The offense will finally purr at full speed this Sunday as the Bengals are likely to use more spread formations in order to stretch out that fearsome front seven of the Baltimore defense. Like Pittsburgh, no one runs very well against Ray Lewis and his flock of Hitchcock-like Birds. They rank first against the run through the first four games and finished third last season. Haloti Ngata eats running backs when they try to run up the middle, Ray Lewis is somehow still getting better, and Terrell Suggs still looks like Disney’s Stitch.
The secondary also has its superstar in Ed Reed, but the other members look surprisingly vulnerable to be dressed in purple and black. In Week 2, Phillip Rivers threw for over 400 yards and Vincent Jackson caught multiple deep balls over the Ravens’ secondary. Last week, Tom Brady spread his passes around to nine different receivers, and exploited openings in the middle of the field. As long as the protection holds up, teams can pass against this defense, and the Bengals passing-game has been limited to short stuff all season. I see this match-up as the perfect chance for the receivers to get loose and find space on deeper routes and for Carson to get in rhythm and find more success around the sidelines.

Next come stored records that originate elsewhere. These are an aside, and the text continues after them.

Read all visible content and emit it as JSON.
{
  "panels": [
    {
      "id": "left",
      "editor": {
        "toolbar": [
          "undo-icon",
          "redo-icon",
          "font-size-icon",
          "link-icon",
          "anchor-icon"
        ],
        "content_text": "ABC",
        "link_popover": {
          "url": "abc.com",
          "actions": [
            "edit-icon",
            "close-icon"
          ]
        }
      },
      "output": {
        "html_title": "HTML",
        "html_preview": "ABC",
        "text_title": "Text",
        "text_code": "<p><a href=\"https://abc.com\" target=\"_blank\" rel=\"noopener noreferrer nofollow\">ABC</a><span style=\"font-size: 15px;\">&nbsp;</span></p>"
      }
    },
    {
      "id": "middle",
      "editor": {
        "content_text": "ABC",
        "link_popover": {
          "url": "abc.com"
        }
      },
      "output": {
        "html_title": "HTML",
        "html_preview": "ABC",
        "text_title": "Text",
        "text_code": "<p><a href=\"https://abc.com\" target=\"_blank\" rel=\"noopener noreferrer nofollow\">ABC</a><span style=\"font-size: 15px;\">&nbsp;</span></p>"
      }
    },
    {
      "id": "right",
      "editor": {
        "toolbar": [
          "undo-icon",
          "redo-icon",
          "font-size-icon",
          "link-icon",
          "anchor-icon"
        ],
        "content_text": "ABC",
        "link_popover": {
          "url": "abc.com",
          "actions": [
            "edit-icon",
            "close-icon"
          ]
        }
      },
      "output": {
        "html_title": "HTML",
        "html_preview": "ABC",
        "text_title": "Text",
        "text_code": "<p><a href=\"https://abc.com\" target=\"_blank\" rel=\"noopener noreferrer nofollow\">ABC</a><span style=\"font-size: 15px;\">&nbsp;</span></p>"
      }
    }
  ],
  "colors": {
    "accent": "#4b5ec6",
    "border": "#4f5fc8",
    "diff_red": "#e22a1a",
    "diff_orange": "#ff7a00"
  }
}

On defense, stopping Ray Rice will have to be the top priority. Rice is elusive, compact and is a terrific receiving running back. Baltimore runs a lot shotgun formations and likes to give it to Rice on delays and draws. I would expect to see plenty of three-receiver sets against the Bengals which would force a a safety or linebacker to guard Rice in the flats. Too much attention to Rice on these formations could also leave Todd Heap open, and more mismatches ensue. When Rice exits the game, Willis McGahee becomes the focal point, but McGahee is less dynamic than Rice and can be contained in a more traditional manner. An emphasis in pass coverage will be on Dhani Jones whose speed dissipates a little more each game.
The Ravens’ receivers aren’t scary enough to double cover and it seems that packing the middle of the field is wiser than loading up zone coverages deep and around the sidelines. Joe Flacco moves well outside of the pocket and can make throws on the run. Like Roethlisberger, Flacco should be contained inside the pocket, and a reinforced “box” in the middle, packed with linebackers and safeties, should help with contain Flacco. I suspect that the Bengals will feel comfortable calling more blitz packages on throwing downs thanks to their faith they should have in their corners in one-on-one coverage.
If the Bengals are a changed team with a new identity, and if they truly are built to win in this division, than this is the kind of showdown where they can prove it to the world and to themselves that they are for real. I doubted them against the Steelers and they rose to the occasion. This time, not only do I think that they will win, I see them having their best complete offensive game of this young season and outclass the Ravens.